R.- Cada vez que vuelvo a España tengo una sensación extraña como si no fuera del todo Europa… pero al mismo tiempo tampoco estamos tan mal comparados con otros países de nuestro entorno. La gente lee más, a pesar de todo. ¿Qué lee? Lo que quieren o lo que le dan. Portugal y Grecia están mucho peor que nosotros. No sé si en Italia se lee más que aquí, tengo mis dudas… Pero tampoco nos podemos quejar, tenemos una gran tendencia a la queja. En España hay problemas graves: la inestabilidad política, el problema catalán, la desigualdad… pero yo ahora mismo estoy en una librería y hay gente, tiene muy buena pinta (se refiere a la visita que hizo a Madrid para celebrar el aniversario de su editorial). El escritor siempre existirá y siempre habrá lectores.

P.- ¿Es bueno que “papá” Estado siga dando ayudas o debilita el sector?

R.- No creo que lo debilite. Las ayudas están bien, si se apoya la ópera, ¡cómo no ayudar a la industria del libro! Es lo mínimo que puede hacer y devolver en forma de Cultura lo que cobra en impuestos. Sin ayudas la Cultura se convierte en entretenimiento y bajaría el nivel. Pero hay que tener criterio porque, por ejemplo, cuando ves qué editoriales las reciben que no las necesitan, ni ciertos libros tampoco… Eso es indecente.

P.- ¿Se tiene que primar la ayuda a las editoriales independientes?

R.- No necesariamente, pero los comités tendrían que tener claro a quién se las dan. Es obsceno dárselas a ciertos libros que se venden solos. Es una cuestión de criterio y de aplicarlo con sentido común, pensando en el interés general. Tampoco es cuestión de prohibirlas para las grandes (editoriales). Pero a veces distorsiona la competencia porque se las estás quitando a otro (sello editorial) y es competencia desleal. El Estado no puede hacer eso.

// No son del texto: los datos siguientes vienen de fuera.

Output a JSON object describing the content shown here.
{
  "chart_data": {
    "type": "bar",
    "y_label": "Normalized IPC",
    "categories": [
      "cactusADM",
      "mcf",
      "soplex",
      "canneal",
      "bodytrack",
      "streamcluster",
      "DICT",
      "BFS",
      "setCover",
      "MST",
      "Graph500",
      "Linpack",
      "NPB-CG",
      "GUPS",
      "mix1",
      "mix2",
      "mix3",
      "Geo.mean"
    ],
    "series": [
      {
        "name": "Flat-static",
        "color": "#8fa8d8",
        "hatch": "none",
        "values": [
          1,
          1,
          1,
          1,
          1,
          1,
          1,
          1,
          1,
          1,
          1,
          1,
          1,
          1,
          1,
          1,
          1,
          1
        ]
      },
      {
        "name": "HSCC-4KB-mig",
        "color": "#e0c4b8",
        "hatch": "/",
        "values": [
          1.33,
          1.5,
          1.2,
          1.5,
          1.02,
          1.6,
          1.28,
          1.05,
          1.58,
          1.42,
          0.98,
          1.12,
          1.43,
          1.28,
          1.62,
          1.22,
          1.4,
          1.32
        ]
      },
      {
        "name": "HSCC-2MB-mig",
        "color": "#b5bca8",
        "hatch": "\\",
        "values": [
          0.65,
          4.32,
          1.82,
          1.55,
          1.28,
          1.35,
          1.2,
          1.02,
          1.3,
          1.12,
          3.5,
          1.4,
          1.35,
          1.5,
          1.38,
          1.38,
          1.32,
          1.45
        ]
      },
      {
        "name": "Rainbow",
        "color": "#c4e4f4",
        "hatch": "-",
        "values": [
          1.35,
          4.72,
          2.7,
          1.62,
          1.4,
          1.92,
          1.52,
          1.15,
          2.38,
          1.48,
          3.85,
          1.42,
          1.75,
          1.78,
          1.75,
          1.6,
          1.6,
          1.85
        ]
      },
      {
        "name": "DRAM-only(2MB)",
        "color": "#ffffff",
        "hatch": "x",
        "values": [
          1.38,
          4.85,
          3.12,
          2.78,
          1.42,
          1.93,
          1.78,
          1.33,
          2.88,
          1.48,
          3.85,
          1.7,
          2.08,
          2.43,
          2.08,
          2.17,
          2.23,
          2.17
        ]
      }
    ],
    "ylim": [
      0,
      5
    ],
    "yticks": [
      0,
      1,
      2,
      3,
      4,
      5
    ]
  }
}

Sea como fuere, Funambulista cumple 10 años y está dispuesta a seguir alimentando el tejido literario otros diez más, como mínimo. Una empresa, cultural en este caso, que un emprendedor puso en marcha hace dos lustros en la que prima la materia prima que le da sentido: el libro. Lo demás, es oropel. Al menos, así lo entiende su fundador y la fórmula le ha dado resultado.

Merche Rodríguez

Estudié periodismo porque quería saber qué ocurría a mi alrededor. Y además, quería contar historias. Las que salen de la cabeza de un novelista, me encanta leer y escribir sobre lo que he leído, pero también las humanas, las que vemos todos los días de personas con las que nos cruzamos, conocidas y anónimas. Creo que los medios digitales no son el futuro, son el presente y han llegado para quedarse. He tenido grandes maestros y vivo en un estado de formación continua porque lo que me apasiona realmente es aprender. Si quieres saber algo más de mí, puedes averiguarlo aquí.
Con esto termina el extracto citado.